The Finns Party established its own dedicated study centre, named Pekasus, in January 2015. Party Secretary Riikka Slunga-Poutsalo said the impetus for the centre rose from a clear demand. Of Finland’s handful of larger political parties, the Finns Party is the last to found its own policy institute.
“Finns Party members want to learn things, like how Finland’s municipalities operate and how to take advantage of conference technology. There has been a real longing for a study centre of our own,” she says.
Some 350 people have already participated in Pekasus-hosted instruction at its Helsinki headquarters and at the Rauhala resort in Central Finland.
History of the Finnish working class
Pekasus Rector Lasse Lehtinen led a field trip on Friday as part of his course on Finnish history. The trip introduced the participants to the history of Finnish labour at the Luostarimäki Handicrafts Museum and the Turku Castle.
Lehtinen is a deputy judge, a member of the Kannus city council and a Doctor of Laws. His influence on the course content is easy to see.
“We have arranged courses on family law, organisational work and municipal operations. In the autumn we will begin new ideology seminars that will focus on the Finns Party’s specific policy ideologies,” he says.
Two of the policy principles in question may not come as a surprise to people familiar with the Finns Party’s platform.
“Immigration and refugees are central themes, just as they are in Finns Party policy in general,” says Lehtinen.
Centre plays no part in party policy decisions
Who will lead the ideology seminars is still unknown. Pekasus has no input in the party’s agenda-building, as the party headquarters handles that exclusively.
The purpose of Pekasus is to train the organisational representatives of the Finns Party and help the party’s ideology gain a stronger foothold.

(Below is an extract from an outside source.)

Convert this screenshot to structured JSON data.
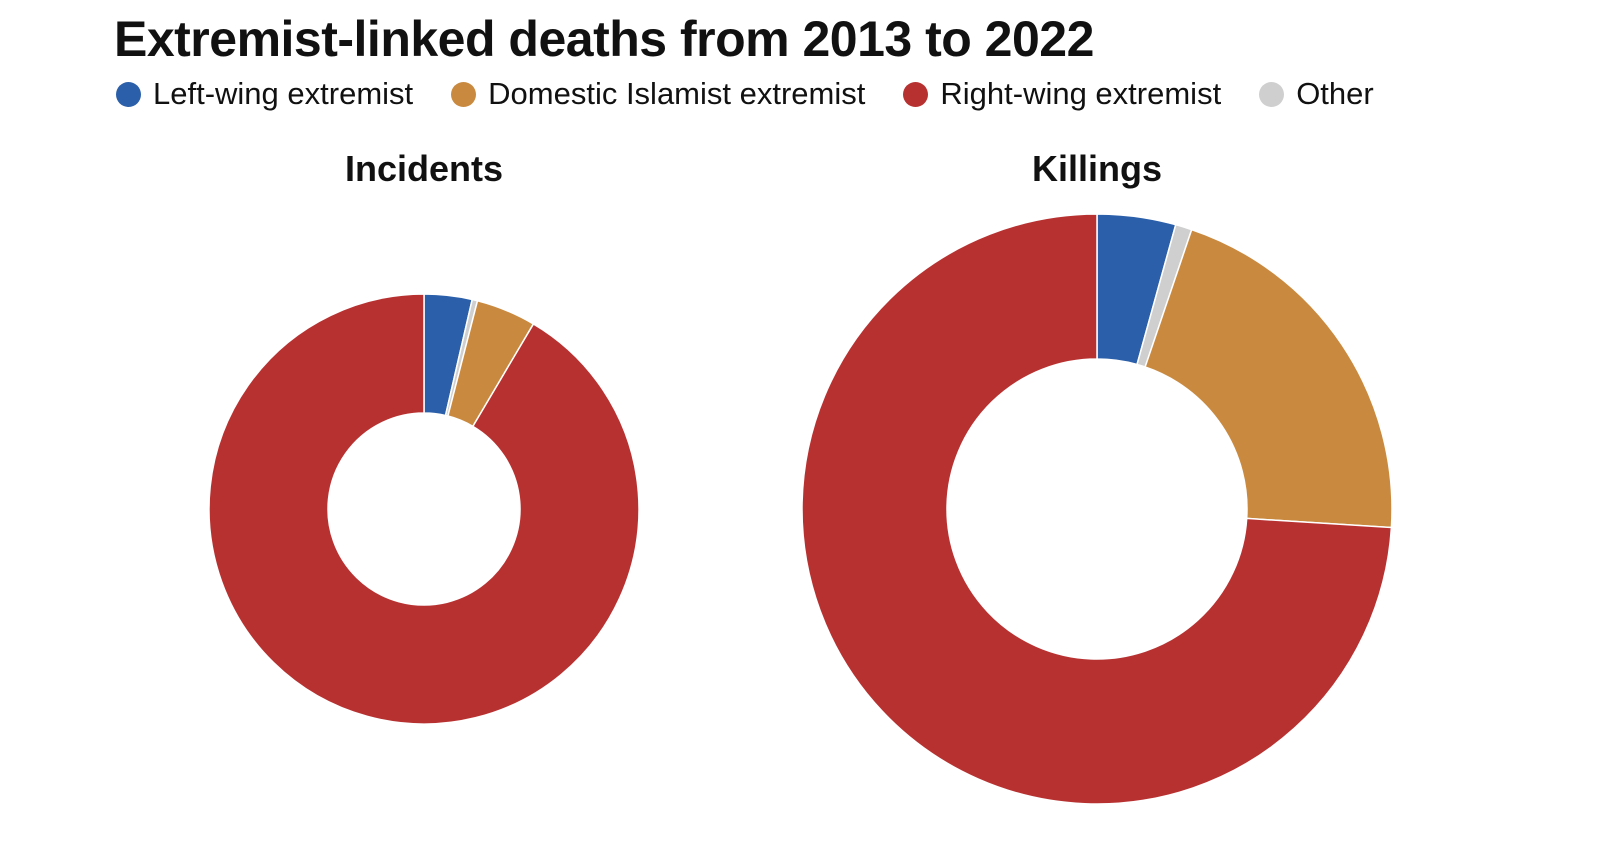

For the time being, however, the party does not have its sights on creating its own, more established learning institution, choosing not to go the route of Finland’s other heavyweight parties. The Centre Party founded the Alkio College near Jyväskylä in the mid-1940s and the Social Democrats have their own Worker’s Academy (Työväen Akatemia), established in 1924 in Kauniainen. Both now function as so-called folk high schools, or adult education institutes.
“We don’t feel a need to go that far, especially as it is difficult to get a founding permit for such an institution,” says Lehtinen.
The Finns Party also has no plans to found any youth or children’s organisations under their name.